Years back, in the before time, it was appointment viewing for me. Come a certain Saturday night in August, I'd flip on the TV, settle onto the couch, and watch the boys go around and around that infernal bullring. Or I'd head out to a favorite sports bar, knowing it would be on every big screen.
Around and around they'd go. Sometimes they'd run into each other. Sometimes they'd shake their fists and cuss after running into each other. Once one of them actually pulled an automotive head butt on the last lap, punting the winning driver sideways beneath the checkers.
The headbutt-er was Dale Earnhardt. The headbutt-ee was Terry Labonte. And it was pretty much the definitive Bristol night race moment.
Now?
Now I had to look up who won the Bristol night race on Sunday morning, on account of I forgot about it. Pretty much the way I forget about NASCAR as a whole five minutes after the checkers fly in the Daytona 500.
This may be just me, mind you. I was never more than a cursory NASCAR fan to begin with; IndyCar stole my heart as a kid, and it still owns it. It's better racing, for one thing. It's better racing even when Takuma Sato goes full nitwit and wrecks a whole pile of drivers on the first lap of a 500-mile race, the way he did Sunday at Pocono.
IndyCar was already thinking of dumping Pocono, despite the fact it's one of IndyCar's oldest venues. This likely will only push the series closer to doing that -- even though being an idiot, the way Sato was Sunday, is not a condition that's ever been tied to geography.
But I digress.
("Yes, you are," you're saying. "Constantly.")
The topic here is not IndyCar, but NASCAR, and in particular the Bristol night race. It indeed might be just me, forgetting about it, but it might not. Apparently it's disappeared from a lot of radars in the 15 or 20 years.

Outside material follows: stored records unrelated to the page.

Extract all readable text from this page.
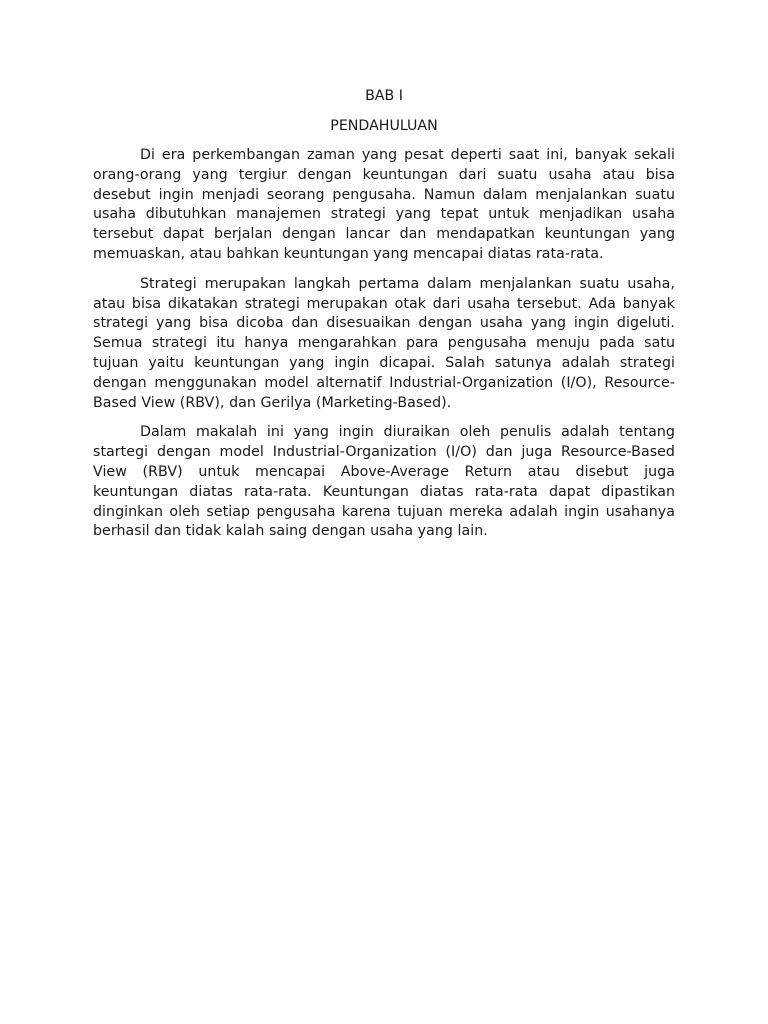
BAB I
PENDAHULUAN

Di era perkembangan zaman yang pesat deperti saat ini, banyak sekali orang-orang yang tergiur dengan keuntungan dari suatu usaha atau bisa desebut ingin menjadi seorang pengusaha. Namun dalam menjalankan suatu usaha dibutuhkan manajemen strategi yang tepat untuk menjadikan usaha tersebut dapat berjalan dengan lancar dan mendapatkan keuntungan yang memuaskan, atau bahkan keuntungan yang mencapai diatas rata-rata.

Strategi merupakan langkah pertama dalam menjalankan suatu usaha, atau bisa dikatakan strategi merupakan otak dari usaha tersebut. Ada banyak strategi yang bisa dicoba dan disesuaikan dengan usaha yang ingin digeluti. Semua strategi itu hanya mengarahkan para pengusaha menuju pada satu tujuan yaitu keuntungan yang ingin dicapai. Salah satunya adalah strategi dengan menggunakan model alternatif Industrial-Organization (I/O), Resource-Based View (RBV), dan Gerilya (Marketing-Based).

Dalam makalah ini yang ingin diuraikan oleh penulis adalah tentang startegi dengan model Industrial-Organization (I/O) dan juga Resource-Based View (RBV) untuk mencapai Above-Average Return atau disebut juga keuntungan diatas rata-rata. Keuntungan diatas rata-rata dapat dipastikan dinginkan oleh setiap pengusaha karena tujuan mereka adalah ingin usahanya berhasil dan tidak kalah saing dengan usaha yang lain.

Word on the street is NASCAR's having a hard time selling it out these days, just like NASCAR is having a hard time selling out every Cup event. Swaths of empty seats dot every race on the schedule now. The Brickyard 400, once one of the NASCAR crown jewels, has gone from crowds of 250,000 to maybe 50,000 and a whole lot of crickets. And where once the Bristol night race was the toughest ticket in American motorsports ...
Well. Not so much now. It's not even appointment viewing for some of us anymore.
Which is why it was Sunday morning before I found out Denny Hamlin won the Bristol night race Saturday, passing Matt DiBenedetto with a handful of laps remaining just when it looked as if DiBenedetto, who found out earlier in the week he was losing his ride, was about to notch his first Cup win.
Hamlin apologized to him for that afterward. There is no record of Earnhardt doing the same after head-butting Labonte across the finish line on that night years ago.
Hmm. Maybe Bristol needs more of that. A thought.